We can say that two triangles are congruent if any of the SSS, SAS, ASA, or AAS postulates are satisfied. In this case, we know that two corresponding angles are congruent (∠B ≅ ∠Y and ∠C ≅ ∠Z) and corresponding segments not in between the angles are congruent (AB ≅ XY).
Since all the angles and segments match up to each corresponding location on the triangles, we can say that ∆ABC ≅ ∆XYZ according to AAS.
Is it true that ∆PRS ≅ ∆PTS?
We know that the two triangles have two congruent sides (RS ≅ TS and PS ≅ PS) and one congruent angle (∠R ≅ ∠T).
In looking through our four postulates, the only one with two sides and one angle is Side Angle Side. For SAS to work, we need the angle to be included between the two congruent sides. Unfortunately, that's not the case here.
Since we can't prove that the two triangles are congruent, we can't say whether or not it's true. All we can say is that we'd need more information before we could prove or disprove it.

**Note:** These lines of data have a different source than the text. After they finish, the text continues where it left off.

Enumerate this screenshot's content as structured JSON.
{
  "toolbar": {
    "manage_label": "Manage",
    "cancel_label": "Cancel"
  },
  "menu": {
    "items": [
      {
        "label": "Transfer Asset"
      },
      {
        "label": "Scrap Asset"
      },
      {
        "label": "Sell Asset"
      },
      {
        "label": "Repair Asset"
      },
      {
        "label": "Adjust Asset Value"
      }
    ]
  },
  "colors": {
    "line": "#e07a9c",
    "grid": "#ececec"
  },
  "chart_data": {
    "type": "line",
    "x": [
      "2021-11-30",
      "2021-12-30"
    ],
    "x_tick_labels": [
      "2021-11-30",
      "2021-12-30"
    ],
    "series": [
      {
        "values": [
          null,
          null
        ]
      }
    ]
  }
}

Is it possible to construct only one possible triangle from two given sides and an angle that isn't included between them?
Basically, this problem calls the SSA idea into question. While it is possible, it forms a very special kind of triangle. Let's start with an angle (∠A) and a known side (AB).
If we include another known length from point B down toward our base, we'd be able to orient that segment in two different ways. That would give two possibilities for ∆ABC (with an isosceles triangle contained inside it). See the isosceles triangle?
The only way we wouldn't be able to draw that isosceles triangle is if the length of BC was so short that it only touches the horizontal line in one place. That would form a very specific kind of triangle: a right triangle.